NASA Glenn Research Center – Research Support Building
Cleveland, USA
Project details
Client
NASA/GSA
Architect
TEN Arquitectos/Andrea Steele Architecture
Collaborator
Walsh Construction/HEAPY
Duration
Completed 2022
Services provided by Buro Happold
Environmental consultancy, Facade engineering, Security, Structural engineering
These are exciting times for NASA, with the United States’ space agency focused on an ambitious pathway to return astronauts to the Moon within the next few years, deliver a crew to an asteroid by 2025, and ultimately to take humans to Mars in the 2030s.
The NASA Glenn Research Center in Cleveland, Ohio, is the home of the design and development of innovative technologies to advance NASA’s missions in aeronautics and space exploration. The campus recently saw the completion of construction on the Research Support Building (RSB), a new facility designed to provide a flexible, inclusive, and collaborative workplace to meet future mission needs.
The new 64,000ft2 building was designed by architects Enrique Norten of TEN Arquitectos and Andrea Steele of Andrea Steele Architecture and built by Walsh Construction. Buro Happold was engaged to provide expert consultancy on structural and facades engineering, security systems and the building’s environmental performance. Our structural engineers provided expert consultancy across the design development for this distinctive structure, as well as developing an elegant solution for an eye-catching non-symmetrical tripod support at the front of the building, while our environmental performance specialists helped to deliver LEED Gold certification for the project.
Challenge
The RSB provides office space for 164 NASA employees and support service contractors, working alongside bold feature walls, with floor-to-ceiling montages of pictures reminding them of NASA’s achievements over the past half a century.
The new facility serves as a campus hub with a cafeteria, “hoteling spaces” for part-time teleworkers, a credit union, ATM, 16 conference rooms, training rooms, and multiple gathering spaces. The RSB is part of a Facility Master Plan, a multiyear effort to revitalize the central campus and renovate or replace Second World War-era buildings.
Governmental buildings in the US are required to meet a minimum sustainability standard of LEED (Leadership in Energy and Environmental Design) Silver rating, but the client had ambitions for this new building to achieve LEED Gold rating, which would require a raft of additional environmental performance measures to be factored into the design.

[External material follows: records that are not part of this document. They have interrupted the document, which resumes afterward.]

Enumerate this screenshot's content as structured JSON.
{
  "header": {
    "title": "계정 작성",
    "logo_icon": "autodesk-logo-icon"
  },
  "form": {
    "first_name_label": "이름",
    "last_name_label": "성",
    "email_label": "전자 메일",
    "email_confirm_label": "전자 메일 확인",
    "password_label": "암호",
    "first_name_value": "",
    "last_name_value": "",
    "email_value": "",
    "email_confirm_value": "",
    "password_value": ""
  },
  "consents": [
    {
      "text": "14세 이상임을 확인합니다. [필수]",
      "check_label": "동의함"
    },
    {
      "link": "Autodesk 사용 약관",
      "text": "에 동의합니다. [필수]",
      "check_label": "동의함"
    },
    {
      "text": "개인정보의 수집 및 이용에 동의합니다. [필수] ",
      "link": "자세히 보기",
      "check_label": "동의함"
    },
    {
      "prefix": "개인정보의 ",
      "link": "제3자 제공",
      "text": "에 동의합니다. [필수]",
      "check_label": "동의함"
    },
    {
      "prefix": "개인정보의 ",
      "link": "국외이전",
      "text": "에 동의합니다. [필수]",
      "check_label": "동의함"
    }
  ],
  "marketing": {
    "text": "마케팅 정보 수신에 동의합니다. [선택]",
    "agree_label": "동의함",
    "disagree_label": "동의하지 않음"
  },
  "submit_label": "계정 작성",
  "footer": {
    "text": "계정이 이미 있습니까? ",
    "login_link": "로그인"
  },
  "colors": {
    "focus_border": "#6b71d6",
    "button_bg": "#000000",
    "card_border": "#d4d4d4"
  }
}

Concurrent engineering rooms allow multiple teams to work simultaneously on different phases of a technology or project. The new state-of-the-art Collaborative Modeling for the Parametric Assessment of Space Systems (Compass) lab, for example, is being used to conduct rapid conceptual spacecraft designs for NASA, industry, and the scientific community. A balcony with an outdoor terrace reaches out toward the campus main road, offering expansive views and creating a large, covered plaza that leads to the building’s main entrance. This is supported by a distinctive, but technically challenging, non-symmetrical tripod structure.
Solution
One of the biggest structural challenges was created by the architectural vision for this non-symmetrical tripod support for the dining space. In order to support the load of this part of the building, our experts had to design it as a 3D box truss. This enabled the support to span the distance but also take the torsion created by the out-of-balance loads. The elegant solution distributes the loads back into the lateral system of the building.

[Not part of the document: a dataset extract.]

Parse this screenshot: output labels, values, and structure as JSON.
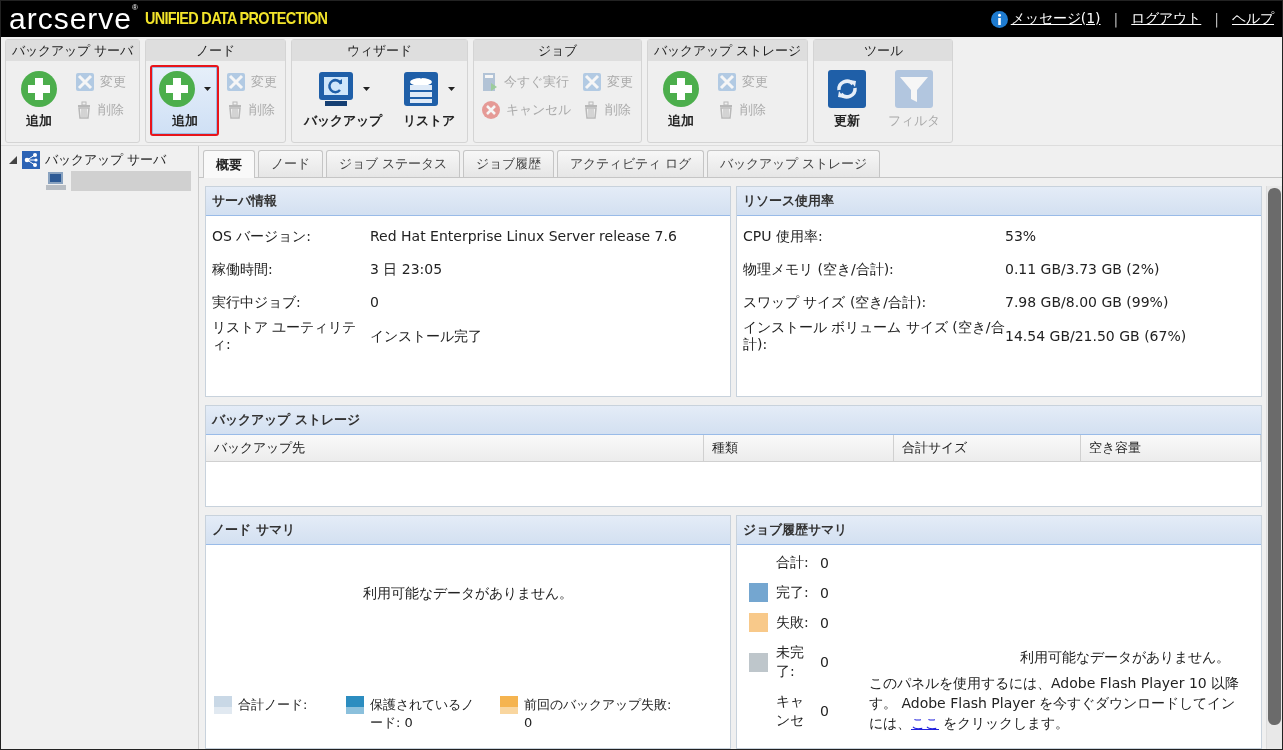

The project achieved its ambition of LEED Gold rating. Our environmental performance experts collaborated closely with the wider design team and building services engineers working on the project to ensure high levels of sustainability were achieved throughout.
We delivered 30% water savings through a variety of simple plumbing interventions, such as low water usage toilets. We also delivered 25% energy savings across the building, through a range of interventions and by ensuring only low energy services were installed from lighting to air conditioning and heating, but also through direct interventions to the design, such as incorporating louvres to the windows. These shade the offices from the hottest days of the Ohio summer, thereby reducing the load on the air conditioning systems, while also usefully blocking low-level direct sun during the winter months.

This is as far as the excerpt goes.